Bourinbaiar A S, Fruhstorfer E C
Metatron, Inc., New York, NY 10003, USA.
Life Sci. 1996;59(23):PL 365-70. doi: 10.1016/s0024-3205(96)00553-x.
The suppression of human immunodeficiency virus (HIV) replication by histamine type 2 (H2) receptor antagonists, cimetidine, ranitidine, and famotidine was examined in vitro. The 50% reduction (IC50) in p24 antigen expression caused by the anti-ulcer agent, cimetidine, was observed at 26.8 nM with IC100 at 10 microM. Unlike azidothymidine-a reverse transcriptase inhibitor-cimetidine blocked HIV infection without affecting cell growth, as no cytotoxicity was observed even at the highest 1 mM dose. Ranitidine and famotidine were less potent than cimetidine. H1 antagonists, cyproheptadine and diphenhydramine, had no effect on HIV replication. Although the activity of cimetidine was observed at concentrations attainable by oral administration, the mechanism of anti-HIV action is unknown. This is the first report on antiretroviral action of H2 blockers. Further studies are warranted to establish the potential of a new class of anti-HIV agents with immunomodulating properties.

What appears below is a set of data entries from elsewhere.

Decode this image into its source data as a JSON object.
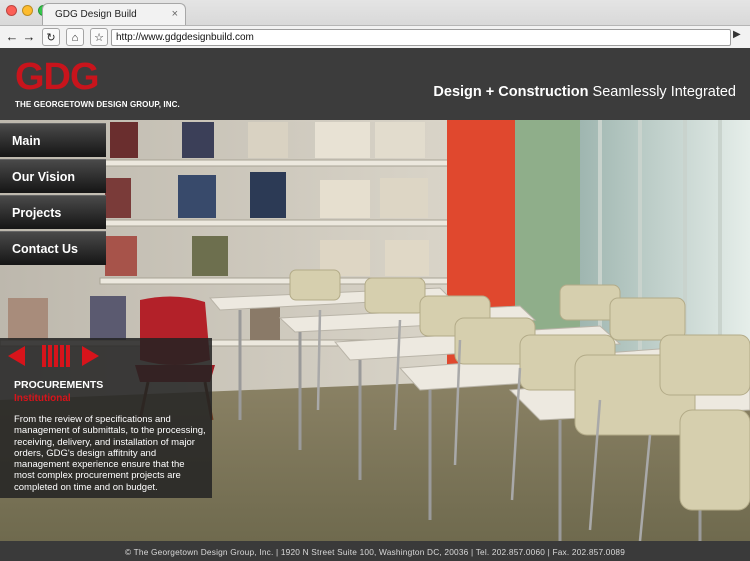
{
  "browser": {
    "tab_title": "GDG Design Build",
    "tab_close": "×",
    "url": "http://www.gdgdesignbuild.com",
    "traffic_lights": [
      "#fc5f57",
      "#fdbc2e",
      "#34c84a"
    ],
    "icons": {
      "back": "←",
      "forward": "→",
      "reload": "↻",
      "home": "⌂",
      "bookmark": "☆",
      "go": "▶"
    }
  },
  "header": {
    "logo": "GDG",
    "logo_subtitle": "THE GEORGETOWN DESIGN GROUP, INC.",
    "tagline_bold": "Design + Construction",
    "tagline_rest": " Seamlessly Integrated"
  },
  "nav": {
    "items": [
      {
        "label": "Main"
      },
      {
        "label": "Our Vision"
      },
      {
        "label": "Projects"
      },
      {
        "label": "Contact Us"
      }
    ]
  },
  "panel": {
    "title": "PROCUREMENTS",
    "subtitle": "Institutional",
    "body": "From the review of specifications and management of submittals, to the processing, receiving, delivery, and installation of major orders, GDG's design affitnity and management experience ensure that the most complex procurement projects are completed on time and on budget."
  },
  "footer": {
    "text": "© The Georgetown Design Group, Inc. | 1920 N Street Suite 100, Washington DC, 20036 | Tel. 202.857.0060 | Fax. 202.857.0089"
  },
  "colors": {
    "brand_red": "#c8141c",
    "accent_red": "#d7141b",
    "header_bg": "#3c3c3c"
  }
}
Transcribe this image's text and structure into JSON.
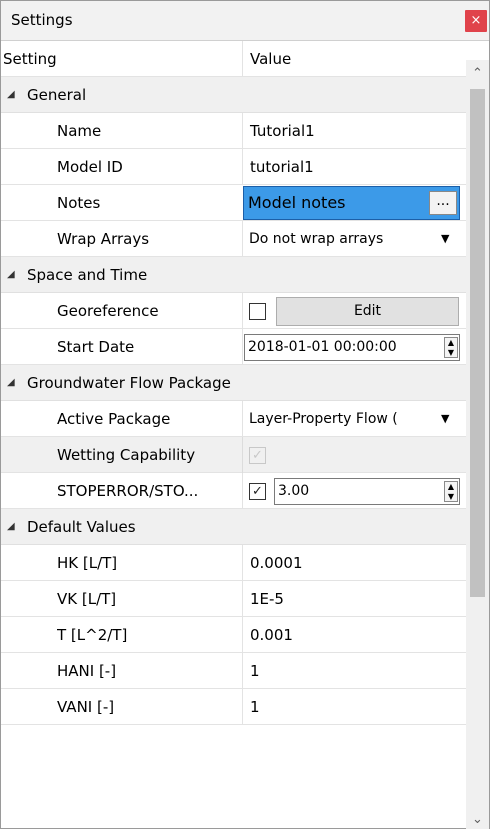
{
  "window": {
    "title": "Settings",
    "close_glyph": "×"
  },
  "columns": {
    "setting": "Setting",
    "value": "Value"
  },
  "categories": {
    "general": "General",
    "space_time": "Space and Time",
    "gw_flow": "Groundwater Flow Package",
    "defaults": "Default Values"
  },
  "rows": {
    "name": {
      "label": "Name",
      "value": "Tutorial1"
    },
    "model_id": {
      "label": "Model ID",
      "value": "tutorial1"
    },
    "notes": {
      "label": "Notes",
      "value": "Model notes",
      "button": "..."
    },
    "wrap_arrays": {
      "label": "Wrap Arrays",
      "value": "Do not wrap arrays"
    },
    "georeference": {
      "label": "Georeference",
      "checked": false,
      "button": "Edit"
    },
    "start_date": {
      "label": "Start Date",
      "value": "2018-01-01 00:00:00"
    },
    "active_package": {
      "label": "Active Package",
      "value": "Layer-Property Flow ("
    },
    "wetting": {
      "label": "Wetting Capability",
      "checked": true,
      "enabled": false
    },
    "stoperror": {
      "label": "STOPERROR/STO...",
      "checked": true,
      "value": "3.00"
    },
    "hk": {
      "label": "HK [L/T]",
      "value": "0.0001"
    },
    "vk": {
      "label": "VK [L/T]",
      "value": "1E-5"
    },
    "t": {
      "label": "T [L^2/T]",
      "value": "0.001"
    },
    "hani": {
      "label": "HANI [-]",
      "value": "1"
    },
    "vani": {
      "label": "VANI [-]",
      "value": "1"
    }
  },
  "glyphs": {
    "expanded_triangle": "◢",
    "combo_arrow": "▼",
    "check": "✓",
    "spin_up": "▲",
    "spin_down": "▼",
    "scroll_up": "⌃",
    "scroll_down": "⌄"
  },
  "colors": {
    "selected_editor": "#3c9ae8",
    "close_button": "#e0434b",
    "category_bg": "#f0f0f0"
  }
}
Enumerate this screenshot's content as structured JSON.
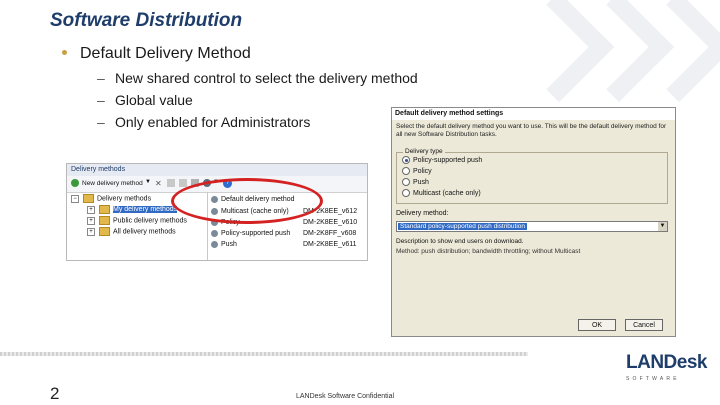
{
  "slide": {
    "title": "Software Distribution",
    "bullet": "Default Delivery Method",
    "subbullets": [
      "New shared control to select the delivery method",
      "Global value",
      "Only enabled for Administrators"
    ],
    "page_number": "2",
    "confidential": "LANDesk Software Confidential"
  },
  "logo": {
    "name": "LANDesk",
    "sub": "SOFTWARE"
  },
  "left_window": {
    "title": "Delivery methods",
    "toolbar": {
      "new_label": "New delivery method",
      "default_label": "Default delivery method"
    },
    "tree": [
      "Delivery methods",
      "My delivery methods",
      "Public delivery methods",
      "All delivery methods"
    ],
    "list": [
      {
        "name": "Multicast (cache only)",
        "owner": "DM-2K8EE_v612"
      },
      {
        "name": "Policy",
        "owner": "DM-2K8EE_v610"
      },
      {
        "name": "Policy-supported push",
        "owner": "DM-2K8FF_v608"
      },
      {
        "name": "Push",
        "owner": "DM-2K8EE_v611"
      }
    ],
    "highlight_color": "#d42222"
  },
  "dialog": {
    "title": "Default delivery method settings",
    "description": "Select the default delivery method you want to use. This will be the default delivery method for all new Software Distribution tasks.",
    "group_label": "Delivery type",
    "radios": [
      "Policy-supported push",
      "Policy",
      "Push",
      "Multicast (cache only)"
    ],
    "selected_radio": 0,
    "method_label": "Delivery method:",
    "method_value": "Standard policy-supported push distribution",
    "method_desc1": "Description to show end users on download.",
    "method_desc2": "Method: push distribution; bandwidth throttling; without Multicast",
    "ok_label": "OK",
    "cancel_label": "Cancel"
  }
}
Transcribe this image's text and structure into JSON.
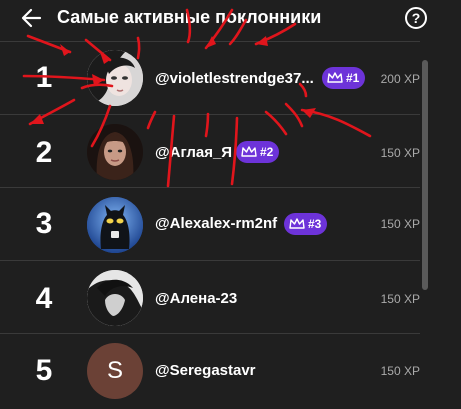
{
  "header": {
    "title": "Самые активные поклонники",
    "back_icon": "arrow-left-icon",
    "help_label": "?"
  },
  "fans": [
    {
      "rank": "1",
      "username": "@violetlestrendge37...",
      "badge": "#1",
      "xp": "200 XP"
    },
    {
      "rank": "2",
      "username": "@Аглая_Я",
      "badge": "#2",
      "xp": "150 XP"
    },
    {
      "rank": "3",
      "username": "@Alexalex-rm2nf",
      "badge": "#3",
      "xp": "150 XP"
    },
    {
      "rank": "4",
      "username": "@Алена-23",
      "badge": "",
      "xp": "150 XP"
    },
    {
      "rank": "5",
      "username": "@Seregastavr",
      "badge": "",
      "xp": "150 XP",
      "avatar_letter": "S"
    }
  ],
  "colors": {
    "badge": "#6d33d9",
    "annotation": "#e0151c",
    "background": "#1f1f1f"
  }
}
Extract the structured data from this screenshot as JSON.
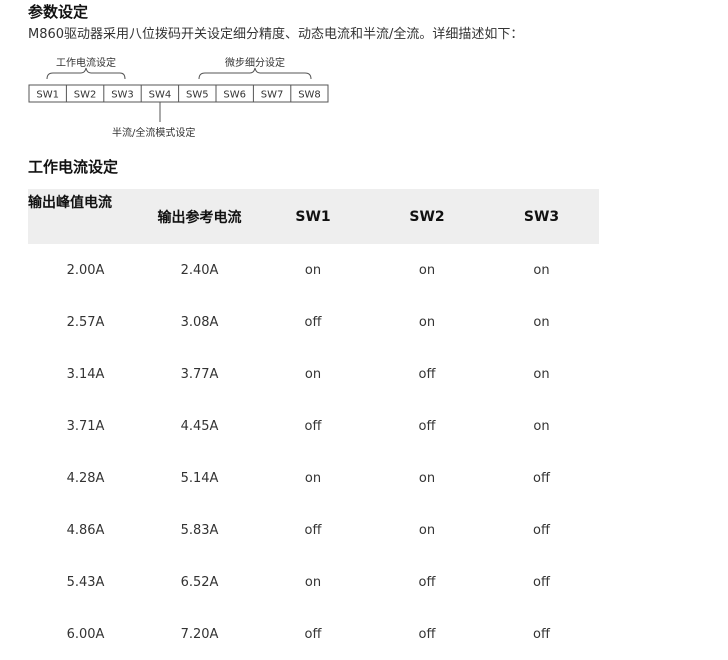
{
  "section1": {
    "title": "参数设定",
    "intro": "M860驱动器采用八位拨码开关设定细分精度、动态电流和半流/全流。详细描述如下："
  },
  "switch_diagram": {
    "group_current": "工作电流设定",
    "group_microstep": "微步细分设定",
    "half_full_label": "半流/全流模式设定",
    "switches": [
      "SW1",
      "SW2",
      "SW3",
      "SW4",
      "SW5",
      "SW6",
      "SW7",
      "SW8"
    ]
  },
  "section2": {
    "title": "工作电流设定"
  },
  "current_table": {
    "headers": {
      "peak": "输出峰值电流",
      "ref": "输出参考电流",
      "sw1": "SW1",
      "sw2": "SW2",
      "sw3": "SW3"
    },
    "rows": [
      [
        "2.00A",
        "2.40A",
        "on",
        "on",
        "on"
      ],
      [
        "2.57A",
        "3.08A",
        "off",
        "on",
        "on"
      ],
      [
        "3.14A",
        "3.77A",
        "on",
        "off",
        "on"
      ],
      [
        "3.71A",
        "4.45A",
        "off",
        "off",
        "on"
      ],
      [
        "4.28A",
        "5.14A",
        "on",
        "on",
        "off"
      ],
      [
        "4.86A",
        "5.83A",
        "off",
        "on",
        "off"
      ],
      [
        "5.43A",
        "6.52A",
        "on",
        "off",
        "off"
      ],
      [
        "6.00A",
        "7.20A",
        "off",
        "off",
        "off"
      ]
    ]
  }
}
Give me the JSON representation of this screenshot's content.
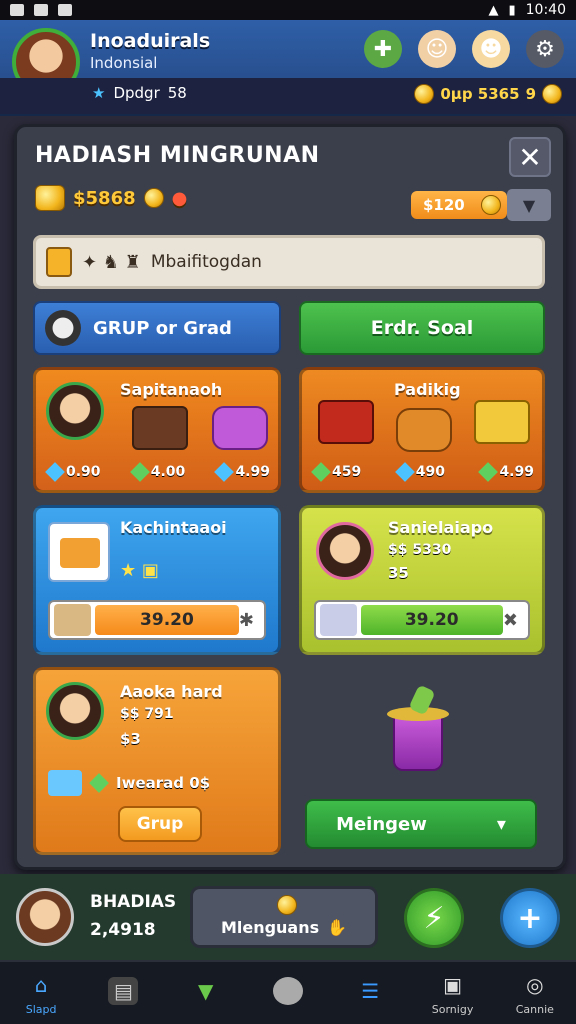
{
  "status": {
    "time": "10:40"
  },
  "player": {
    "name": "Inoaduirals",
    "subtitle": "Indonsial",
    "rank": "Dpdgr",
    "rank_value": "58",
    "coins": "0µp 5365",
    "extra": "9"
  },
  "panel": {
    "title": "HADIASH MINGRUNAN",
    "balance": "$5868",
    "price": "$120",
    "search_text": "Mbaifitogdan",
    "tab_group_label": "GRUP or Grad",
    "tab_soal_label": "Erdr. Soal",
    "cards": [
      {
        "title": "Sapitanaoh",
        "stats": [
          "0.90",
          "4.00",
          "4.99"
        ]
      },
      {
        "title": "Padikig",
        "stats": [
          "459",
          "490",
          "4.99"
        ]
      },
      {
        "title": "Kachintaaoi",
        "bar_value": "39.20"
      },
      {
        "title": "Sanielaiapo",
        "line1": "$$ 5330",
        "line2": "35",
        "bar_value": "39.20"
      },
      {
        "title": "Aaoka hard",
        "line1": "$$ 791",
        "line2": "$3",
        "reward": "Iwearad 0$",
        "button": "Grup"
      }
    ],
    "action_button": "Meingew"
  },
  "lower": {
    "name": "BHADIAS",
    "score": "2,4918",
    "center_label": "Mlenguans"
  },
  "nav": [
    {
      "label": "Slapd",
      "icon": "home-icon"
    },
    {
      "label": "",
      "icon": "chart-icon"
    },
    {
      "label": "",
      "icon": "bucket-icon"
    },
    {
      "label": "",
      "icon": "circle-icon"
    },
    {
      "label": "",
      "icon": "database-icon"
    },
    {
      "label": "Sornigy",
      "icon": "chest-icon"
    },
    {
      "label": "Cannie",
      "icon": "target-icon"
    }
  ],
  "colors": {
    "accent_green": "#2a9a36",
    "accent_blue": "#2a5fb0",
    "gold": "#ffc93a"
  }
}
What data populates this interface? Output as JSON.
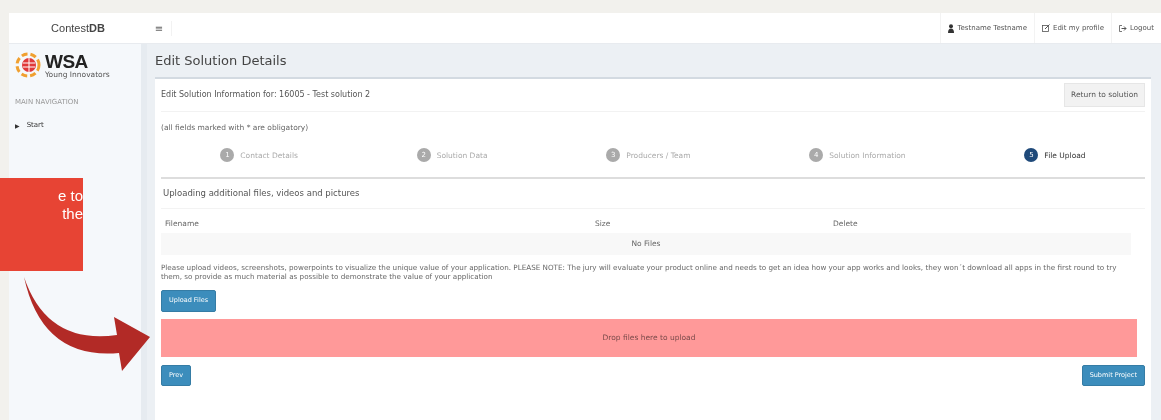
{
  "brand": "Contest**DB**",
  "menu_toggle": "≡",
  "user_menu": [
    {
      "kind": "user",
      "label": "Testname Testname"
    },
    {
      "kind": "edit",
      "label": "Edit my profile"
    },
    {
      "kind": "logout",
      "label": "Logout"
    }
  ],
  "logo": {
    "title": "WSA",
    "subtitle": "Young Innovators"
  },
  "sidebar": {
    "heading": "MAIN NAVIGATION",
    "items": [
      {
        "label": "Start",
        "icon": "▶"
      }
    ]
  },
  "page_title": "Edit Solution Details",
  "card": {
    "title": "Edit Solution Information for: 16005 - Test solution 2",
    "return_button": "Return to solution",
    "notice": "(all fields marked with * are obligatory)",
    "steps": [
      {
        "number": "1",
        "label": "Contact Details",
        "selected": false
      },
      {
        "number": "2",
        "label": "Solution Data",
        "selected": false
      },
      {
        "number": "3",
        "label": "Producers / Team",
        "selected": false
      },
      {
        "number": "4",
        "label": "Solution Information",
        "selected": false
      },
      {
        "number": "5",
        "label": "File Upload",
        "selected": true
      }
    ],
    "section_title": "Uploading additional files, videos and pictures",
    "table": {
      "columns": [
        "Filename",
        "Size",
        "Delete"
      ],
      "empty_message": "No Files"
    },
    "help_text": "Please upload videos, screenshots, powerpoints to visualize the unique value of your application. PLEASE NOTE: The jury will evaluate your product online and needs to get an idea how your app works and looks, they won´t download all apps in the first round to try them, so provide as much material as possible to demonstrate the value of your application",
    "upload_button": "Upload Files",
    "dropzone": "Drop files here to upload",
    "prev_button": "Prev",
    "submit_button": "Submit Project"
  },
  "callout": {
    "lines": [
      "e to",
      "the"
    ]
  }
}
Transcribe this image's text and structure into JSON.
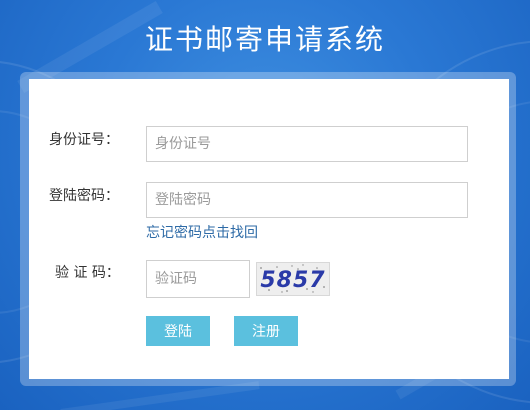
{
  "page": {
    "title": "证书邮寄申请系统"
  },
  "form": {
    "id_number": {
      "label": "身份证号：",
      "placeholder": "身份证号",
      "value": ""
    },
    "password": {
      "label": "登陆密码：",
      "placeholder": "登陆密码",
      "value": ""
    },
    "forgot_password_link": "忘记密码点击找回",
    "captcha": {
      "label": "验 证 码：",
      "placeholder": "验证码",
      "value": "",
      "image_text": "5857"
    },
    "login_button": "登陆",
    "register_button": "注册"
  },
  "colors": {
    "background": "#2a78d4",
    "button": "#5bc0de",
    "link": "#2d6aa6",
    "captcha_text": "#2a3aa8"
  }
}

在体外研究了2型组胺(H2)受体拮抗剂西咪替丁、雷尼替丁和法莫替丁对人类免疫缺陷病毒(HIV)复制的抑制作用。抗溃疡药西咪替丁导致p24抗原表达降低50%(IC50)时的浓度为26.8 nM,IC100为10 μM。与逆转录酶抑制剂叠氮胸苷不同,西咪替丁可阻断HIV感染而不影响细胞生长,因为即使在最高1 mM剂量下也未观察到细胞毒性。雷尼替丁和法莫替丁的效力低于西咪替丁。H1拮抗剂赛庚啶和苯海拉明对HIV复制无影响。虽然在口服可达到的浓度下观察到了西咪替丁的活性,但其抗HIV作用机制尚不清楚。这是关于H2阻滞剂抗逆转录病毒作用的首次报道。有必要进一步研究以确定具有免疫调节特性的新型抗HIV药物的潜力。